BVI: Provisionsverbot wäre schädlich für Wettbewerb und Verbraucher

Florian Burghardt Berater Investmentfonds Versicherungen Top News

Die Zukunft der provisionsbasierten Finanzberatung steht aktuell auf der Kippe. Banken- und Fondsverbände warnen mit einer Studie vor einer großflächigen Honorarberatung. Für die Mehrheit der Verbraucher komme diese aus verschiedenen Gründen nicht in Frage.

Die Mehrheit der Deutschen sind Kleinanleger und wollen ihr Geld nur mithilfe von professioneller Beratung investieren. Für die Beratung etwas bezahlen wollen die meisten aber nicht. Einen Stundensatz von 34,80 Euro halten sie im Schnitt für angemessen. B

Die Mehrheit der Deutschen sind Kleinanleger und wollen ihr Geld nur mithilfe von professioneller Beratung investieren. Für die Beratung etwas bezahlen wollen die meisten aber nicht. Einen Stundensatz von 34,80 Euro halten sie im Schnitt für angemessen. Bild: Adobe Stock/nicoletaionescu

Deutschland steuert auf eine Ampel-Koalition aus SPD, FDP und Grünen zu. Unter einer solchen Bundesregierung könnte die provisionsbasierte Beratung arge Probleme bekommen.
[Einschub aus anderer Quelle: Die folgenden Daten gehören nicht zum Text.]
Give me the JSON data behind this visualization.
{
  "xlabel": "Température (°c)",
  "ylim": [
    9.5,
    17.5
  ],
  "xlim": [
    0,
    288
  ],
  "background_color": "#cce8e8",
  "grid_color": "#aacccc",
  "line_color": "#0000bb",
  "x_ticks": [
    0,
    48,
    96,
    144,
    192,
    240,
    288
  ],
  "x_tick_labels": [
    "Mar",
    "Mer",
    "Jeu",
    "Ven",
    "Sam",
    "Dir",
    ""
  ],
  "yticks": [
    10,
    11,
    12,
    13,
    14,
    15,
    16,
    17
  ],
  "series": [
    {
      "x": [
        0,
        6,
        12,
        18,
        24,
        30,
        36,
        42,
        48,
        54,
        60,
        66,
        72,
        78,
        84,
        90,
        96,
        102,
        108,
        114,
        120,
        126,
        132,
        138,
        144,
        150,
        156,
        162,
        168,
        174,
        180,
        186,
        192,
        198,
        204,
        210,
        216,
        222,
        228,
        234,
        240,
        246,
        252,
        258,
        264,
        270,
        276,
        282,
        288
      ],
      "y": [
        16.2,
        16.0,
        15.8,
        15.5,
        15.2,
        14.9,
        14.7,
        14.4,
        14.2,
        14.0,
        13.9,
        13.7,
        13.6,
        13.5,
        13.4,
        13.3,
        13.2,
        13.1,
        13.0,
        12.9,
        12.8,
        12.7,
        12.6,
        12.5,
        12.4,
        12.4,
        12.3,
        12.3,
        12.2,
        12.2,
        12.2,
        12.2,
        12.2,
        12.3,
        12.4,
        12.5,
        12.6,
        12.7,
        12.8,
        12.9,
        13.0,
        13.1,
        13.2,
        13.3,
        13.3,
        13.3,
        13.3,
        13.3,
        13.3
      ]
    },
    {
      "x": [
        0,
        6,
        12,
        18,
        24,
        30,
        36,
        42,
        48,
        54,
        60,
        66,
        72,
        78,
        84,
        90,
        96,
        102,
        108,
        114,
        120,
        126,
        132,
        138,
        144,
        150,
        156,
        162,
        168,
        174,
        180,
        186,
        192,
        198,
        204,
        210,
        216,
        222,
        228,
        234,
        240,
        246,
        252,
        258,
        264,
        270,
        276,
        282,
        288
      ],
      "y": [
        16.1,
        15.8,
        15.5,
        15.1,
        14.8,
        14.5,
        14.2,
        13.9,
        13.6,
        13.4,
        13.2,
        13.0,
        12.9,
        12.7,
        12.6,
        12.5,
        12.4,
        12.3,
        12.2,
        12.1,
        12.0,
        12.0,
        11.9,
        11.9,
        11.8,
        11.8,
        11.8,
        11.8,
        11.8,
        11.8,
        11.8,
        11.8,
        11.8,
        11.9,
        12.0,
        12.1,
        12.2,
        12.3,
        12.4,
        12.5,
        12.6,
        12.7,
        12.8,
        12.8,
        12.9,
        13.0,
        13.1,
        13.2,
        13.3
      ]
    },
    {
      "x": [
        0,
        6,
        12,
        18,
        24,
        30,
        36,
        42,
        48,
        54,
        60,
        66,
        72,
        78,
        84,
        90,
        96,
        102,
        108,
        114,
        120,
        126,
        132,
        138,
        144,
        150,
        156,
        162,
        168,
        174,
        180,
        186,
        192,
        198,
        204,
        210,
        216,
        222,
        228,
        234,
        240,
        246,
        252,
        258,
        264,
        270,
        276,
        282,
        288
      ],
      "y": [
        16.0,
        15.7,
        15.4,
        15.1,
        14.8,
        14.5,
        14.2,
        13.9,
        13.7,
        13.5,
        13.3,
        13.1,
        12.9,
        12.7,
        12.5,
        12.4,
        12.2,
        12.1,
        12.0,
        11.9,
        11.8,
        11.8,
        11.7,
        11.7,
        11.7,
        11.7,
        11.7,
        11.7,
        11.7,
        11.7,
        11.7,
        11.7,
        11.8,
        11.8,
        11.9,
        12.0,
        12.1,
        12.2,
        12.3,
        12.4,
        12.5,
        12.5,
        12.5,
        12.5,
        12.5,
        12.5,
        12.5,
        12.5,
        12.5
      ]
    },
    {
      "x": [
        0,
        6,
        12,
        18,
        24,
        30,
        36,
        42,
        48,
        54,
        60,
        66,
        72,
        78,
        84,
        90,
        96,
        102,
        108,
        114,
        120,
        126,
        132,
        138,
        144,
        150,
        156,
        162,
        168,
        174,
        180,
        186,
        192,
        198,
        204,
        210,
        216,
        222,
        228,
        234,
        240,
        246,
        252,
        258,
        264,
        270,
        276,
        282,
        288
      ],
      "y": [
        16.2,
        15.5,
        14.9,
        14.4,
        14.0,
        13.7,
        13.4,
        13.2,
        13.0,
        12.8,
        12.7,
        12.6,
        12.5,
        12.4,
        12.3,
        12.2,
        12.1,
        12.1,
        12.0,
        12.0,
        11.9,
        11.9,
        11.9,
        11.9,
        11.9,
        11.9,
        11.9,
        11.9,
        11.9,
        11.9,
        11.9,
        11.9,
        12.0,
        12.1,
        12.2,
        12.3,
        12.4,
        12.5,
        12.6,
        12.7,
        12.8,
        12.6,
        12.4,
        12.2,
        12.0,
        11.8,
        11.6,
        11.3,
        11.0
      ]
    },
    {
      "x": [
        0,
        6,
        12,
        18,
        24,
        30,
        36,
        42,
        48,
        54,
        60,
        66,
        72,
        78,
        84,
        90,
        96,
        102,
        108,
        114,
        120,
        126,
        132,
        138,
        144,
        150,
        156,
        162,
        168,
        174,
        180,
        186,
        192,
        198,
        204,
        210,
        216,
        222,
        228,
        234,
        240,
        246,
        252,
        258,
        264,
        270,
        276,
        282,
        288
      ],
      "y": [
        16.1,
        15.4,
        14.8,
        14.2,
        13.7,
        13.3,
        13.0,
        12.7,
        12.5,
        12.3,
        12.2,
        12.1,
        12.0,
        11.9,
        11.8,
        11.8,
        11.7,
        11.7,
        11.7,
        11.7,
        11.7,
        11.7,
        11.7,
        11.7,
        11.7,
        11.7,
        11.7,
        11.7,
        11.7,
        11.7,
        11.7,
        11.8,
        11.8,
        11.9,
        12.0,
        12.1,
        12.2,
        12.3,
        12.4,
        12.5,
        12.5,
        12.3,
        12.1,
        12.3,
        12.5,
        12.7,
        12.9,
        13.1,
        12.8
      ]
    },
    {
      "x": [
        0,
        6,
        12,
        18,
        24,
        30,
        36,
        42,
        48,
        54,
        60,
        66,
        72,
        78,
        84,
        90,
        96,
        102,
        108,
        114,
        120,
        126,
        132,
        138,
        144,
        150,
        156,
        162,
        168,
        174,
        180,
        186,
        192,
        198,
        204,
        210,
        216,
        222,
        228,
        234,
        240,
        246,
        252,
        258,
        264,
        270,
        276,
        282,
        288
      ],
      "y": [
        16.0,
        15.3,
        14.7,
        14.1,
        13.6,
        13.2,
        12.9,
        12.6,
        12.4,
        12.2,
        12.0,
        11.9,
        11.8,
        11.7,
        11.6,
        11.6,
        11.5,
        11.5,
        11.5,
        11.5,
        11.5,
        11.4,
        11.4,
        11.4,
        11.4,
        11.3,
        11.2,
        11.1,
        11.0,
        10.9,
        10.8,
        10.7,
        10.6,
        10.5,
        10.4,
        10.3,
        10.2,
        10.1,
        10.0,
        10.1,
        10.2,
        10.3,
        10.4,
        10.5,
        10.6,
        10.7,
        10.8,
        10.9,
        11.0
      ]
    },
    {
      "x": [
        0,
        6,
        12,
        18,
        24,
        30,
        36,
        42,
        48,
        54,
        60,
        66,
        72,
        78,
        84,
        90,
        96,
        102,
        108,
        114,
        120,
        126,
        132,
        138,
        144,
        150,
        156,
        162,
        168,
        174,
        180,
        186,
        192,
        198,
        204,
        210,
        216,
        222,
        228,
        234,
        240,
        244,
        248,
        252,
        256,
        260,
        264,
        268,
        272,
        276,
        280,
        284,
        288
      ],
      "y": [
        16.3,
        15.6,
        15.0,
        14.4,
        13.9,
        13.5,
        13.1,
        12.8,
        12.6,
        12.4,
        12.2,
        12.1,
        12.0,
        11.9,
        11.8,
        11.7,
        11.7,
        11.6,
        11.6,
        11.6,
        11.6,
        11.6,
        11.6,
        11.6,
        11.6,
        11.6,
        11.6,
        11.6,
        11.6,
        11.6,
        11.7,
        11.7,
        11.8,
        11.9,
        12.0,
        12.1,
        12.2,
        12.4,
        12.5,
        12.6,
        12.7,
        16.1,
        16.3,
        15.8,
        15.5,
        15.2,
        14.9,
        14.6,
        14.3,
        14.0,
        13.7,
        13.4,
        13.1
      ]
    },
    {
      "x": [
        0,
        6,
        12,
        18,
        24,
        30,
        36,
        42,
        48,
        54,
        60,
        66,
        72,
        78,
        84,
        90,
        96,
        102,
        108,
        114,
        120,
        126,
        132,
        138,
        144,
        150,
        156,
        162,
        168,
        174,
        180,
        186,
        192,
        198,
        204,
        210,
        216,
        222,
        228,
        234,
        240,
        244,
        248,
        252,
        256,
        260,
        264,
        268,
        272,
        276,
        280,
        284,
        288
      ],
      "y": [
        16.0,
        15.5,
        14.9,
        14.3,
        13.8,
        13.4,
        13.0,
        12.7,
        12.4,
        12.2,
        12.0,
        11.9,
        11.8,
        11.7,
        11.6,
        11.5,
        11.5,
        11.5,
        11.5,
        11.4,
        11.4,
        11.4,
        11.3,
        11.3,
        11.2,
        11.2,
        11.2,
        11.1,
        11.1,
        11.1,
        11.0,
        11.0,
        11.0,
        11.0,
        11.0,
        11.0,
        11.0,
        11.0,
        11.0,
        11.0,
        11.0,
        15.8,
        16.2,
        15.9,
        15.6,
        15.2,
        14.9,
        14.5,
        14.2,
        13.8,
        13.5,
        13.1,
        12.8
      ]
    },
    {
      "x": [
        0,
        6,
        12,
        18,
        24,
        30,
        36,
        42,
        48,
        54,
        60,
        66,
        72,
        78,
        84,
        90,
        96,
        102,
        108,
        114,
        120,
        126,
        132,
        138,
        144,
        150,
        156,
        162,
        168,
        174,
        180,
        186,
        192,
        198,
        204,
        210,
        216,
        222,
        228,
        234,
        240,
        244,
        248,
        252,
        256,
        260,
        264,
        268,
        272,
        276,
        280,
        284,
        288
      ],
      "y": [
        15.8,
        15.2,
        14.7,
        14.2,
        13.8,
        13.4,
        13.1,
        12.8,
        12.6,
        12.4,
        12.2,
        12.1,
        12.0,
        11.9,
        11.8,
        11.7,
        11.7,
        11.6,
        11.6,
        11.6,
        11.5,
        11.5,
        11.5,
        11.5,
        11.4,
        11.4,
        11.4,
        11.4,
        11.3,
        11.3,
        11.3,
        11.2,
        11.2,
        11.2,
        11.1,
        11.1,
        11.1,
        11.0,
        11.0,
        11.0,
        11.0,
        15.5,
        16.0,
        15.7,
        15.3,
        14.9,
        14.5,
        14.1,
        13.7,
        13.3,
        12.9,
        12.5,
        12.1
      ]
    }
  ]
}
Nicht nur, weil diese vor dem Hintergrund konkreter Exzesse und Verfehlungen eine gern genutzte Zielscheibe für Verbraucherschützer und Satiriker darstellt. Sondern auch, weil die potenziellen Koalitionspartner gerade über eine schrittweise Abschaffung der Provisionsberatung und einen Wechsel hin zur Honorarberatung nachdenken.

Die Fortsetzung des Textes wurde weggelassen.